In one poster, Cleveland Clinic's Yen-Lieberman — along with scientists from Nationwide Children's Hospital, Tampa General Hospital, Ohio State University, and PrimeraDx — presented a poster detailing data from a multicenter prospective clinical trial of ICEPlex C. difficile.

The assay is designed to target the C. difficile tcdB gene (encoding for the toxin B protein), and is performed as a seven-plex PCR reaction including three internal calibration standards, one internal control, and three independent target sites on the toxin B gene.

The researchers compared the ICEPlex test to a cell culture cytotoxicity method for 688 fresh patient samples, and found that ICEPlex demonstrated 91 percent sensitivity and 97 percent specificity.

The trial was intended to support PrimeraDx's FDA submission for ICEPlex and the C. difficile assay. In May, McManus said that the company was hoping to submit the assay to FDA by the end of that quarter, with the idea that winning instrument approval with a relatively simple multiplexed test like C. diff would open the door for the company to more easily gain approval for more complex multiplexed tests on the platform.

McManus told PCR Insder this week that PrimeraDx submitted its package to FDA in August "with what we think are excellent results from the clinical trial." He added that the company in September received notice that the submission was complete and that PrimeraDx has been working with the FDA since. "They have been great to work with, and we're moving forward under interactive review," he said. Overall, he added, the company has made "very good progress … on the regulatory side, hopefully with a final decision in the near future for the C. diff assay."

In another poster, company collaborators from the Mayo Clinic prospectively compared a transplant multiplex viral panel on the ICEPlex system with real-time PCR for detection of cytomegalovirus, Epstein-Barr virus, and BK virus in 292 clinical specimens.

In this study ICEPlex demonstrated sensitivities of 90 percent, 96.7 percent, and 75 percent, and specificities of 97.9 percent, 96.6 percent, and 96.3 percent for the detection of CMV, EBV, and BKV, respectively.

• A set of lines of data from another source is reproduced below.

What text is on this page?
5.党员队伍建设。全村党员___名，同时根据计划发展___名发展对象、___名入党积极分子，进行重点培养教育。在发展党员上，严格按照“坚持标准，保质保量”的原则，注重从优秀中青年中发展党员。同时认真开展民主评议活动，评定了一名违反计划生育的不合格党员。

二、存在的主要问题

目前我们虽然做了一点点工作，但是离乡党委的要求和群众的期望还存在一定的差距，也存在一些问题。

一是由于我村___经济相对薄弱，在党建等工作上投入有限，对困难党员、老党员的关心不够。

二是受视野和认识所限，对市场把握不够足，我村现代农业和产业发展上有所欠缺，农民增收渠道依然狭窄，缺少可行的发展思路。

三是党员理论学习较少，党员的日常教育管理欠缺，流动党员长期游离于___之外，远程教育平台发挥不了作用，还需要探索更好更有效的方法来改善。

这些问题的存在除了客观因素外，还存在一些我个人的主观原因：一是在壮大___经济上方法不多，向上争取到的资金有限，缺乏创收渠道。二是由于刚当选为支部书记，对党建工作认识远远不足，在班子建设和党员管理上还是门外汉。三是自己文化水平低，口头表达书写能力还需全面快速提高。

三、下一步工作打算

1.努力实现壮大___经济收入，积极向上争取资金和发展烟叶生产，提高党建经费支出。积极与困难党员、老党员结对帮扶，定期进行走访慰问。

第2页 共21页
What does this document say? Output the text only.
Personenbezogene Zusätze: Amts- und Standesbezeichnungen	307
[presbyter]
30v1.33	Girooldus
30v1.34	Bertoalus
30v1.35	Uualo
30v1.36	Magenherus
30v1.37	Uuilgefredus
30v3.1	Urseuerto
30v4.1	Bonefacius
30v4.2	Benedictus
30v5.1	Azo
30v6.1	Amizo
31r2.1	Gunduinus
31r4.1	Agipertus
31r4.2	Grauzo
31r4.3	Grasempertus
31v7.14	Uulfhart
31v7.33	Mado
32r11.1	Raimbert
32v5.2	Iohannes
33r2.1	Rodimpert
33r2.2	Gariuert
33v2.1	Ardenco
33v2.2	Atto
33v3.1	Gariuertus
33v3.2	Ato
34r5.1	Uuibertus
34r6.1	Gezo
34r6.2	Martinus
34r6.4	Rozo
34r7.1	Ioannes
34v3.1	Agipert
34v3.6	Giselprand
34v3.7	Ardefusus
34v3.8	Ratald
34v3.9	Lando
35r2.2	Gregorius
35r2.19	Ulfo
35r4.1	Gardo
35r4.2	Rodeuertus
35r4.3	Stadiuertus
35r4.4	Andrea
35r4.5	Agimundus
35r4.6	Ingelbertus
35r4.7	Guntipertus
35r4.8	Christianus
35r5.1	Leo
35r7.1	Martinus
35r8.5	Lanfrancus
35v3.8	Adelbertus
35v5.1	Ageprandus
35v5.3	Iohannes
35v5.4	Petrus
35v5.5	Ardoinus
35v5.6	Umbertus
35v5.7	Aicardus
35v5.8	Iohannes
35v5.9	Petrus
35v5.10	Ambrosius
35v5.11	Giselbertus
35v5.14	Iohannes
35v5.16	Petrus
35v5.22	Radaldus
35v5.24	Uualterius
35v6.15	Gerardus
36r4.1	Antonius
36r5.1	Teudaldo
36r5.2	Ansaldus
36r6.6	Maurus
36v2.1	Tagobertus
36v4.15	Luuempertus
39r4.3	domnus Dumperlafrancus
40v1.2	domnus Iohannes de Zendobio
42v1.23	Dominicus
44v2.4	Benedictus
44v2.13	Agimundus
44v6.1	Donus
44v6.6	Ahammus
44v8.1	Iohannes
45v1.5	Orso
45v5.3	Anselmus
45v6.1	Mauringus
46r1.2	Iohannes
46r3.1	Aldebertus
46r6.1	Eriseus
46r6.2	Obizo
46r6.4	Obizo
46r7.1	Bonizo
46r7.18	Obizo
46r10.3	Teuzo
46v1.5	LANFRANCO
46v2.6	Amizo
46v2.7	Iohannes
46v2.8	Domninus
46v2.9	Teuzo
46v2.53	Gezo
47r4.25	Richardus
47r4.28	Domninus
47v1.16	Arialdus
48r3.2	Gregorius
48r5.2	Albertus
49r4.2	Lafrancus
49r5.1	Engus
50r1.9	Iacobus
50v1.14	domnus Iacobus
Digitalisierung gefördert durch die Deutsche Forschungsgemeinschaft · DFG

The researchers concluded that the ICEPlex viral panel performed comparably to real-time PCR for the three infectious agents, with an overall agreement of 93.8 percent. "Our findings show that the ICEPlex system has the ability to detect multiple targets in the same specimen, which may improve the management of transplant patients," they concluded in their abstract.

On the oncology side, scientists from PrimeraDx and Cleveland Clinic presented analytical verification of a 20-plex ICEPlex diffuse B-cell lymphoma assay; while researchers from the company and the Geisel School of Medicine at Dartmouth presented positive data for an ICEPlex assay designed to detect 13 of the most clinically important KRAS mutations along with four other BRAF mutations in one tube from formalin-fixed, paraffin-embedded tumor samples.

Finally, company scientists presented a poster validating a single-tube multiplex ICEPlex assay for the 13 most frequently encountered cMET point mutations; and another validating a single-tube, 18-target, 21-plex assay for cMET and EGFR copy number variation and cMET gene expression profiling.

"We were very pleased with the technical showing on the scientific side," McManus said. "This is why I continue to be bullish on the company and our prospects — we continue doing things in the diagnostic space that really no other platform can do. We've developed some assays that, to my knowledge, are not possible to do on any other single platform, let alone in a single well. We're excited about that, and we were excited about putting the technical face on it at AMP, but we've had to restrict some of our marketing spend."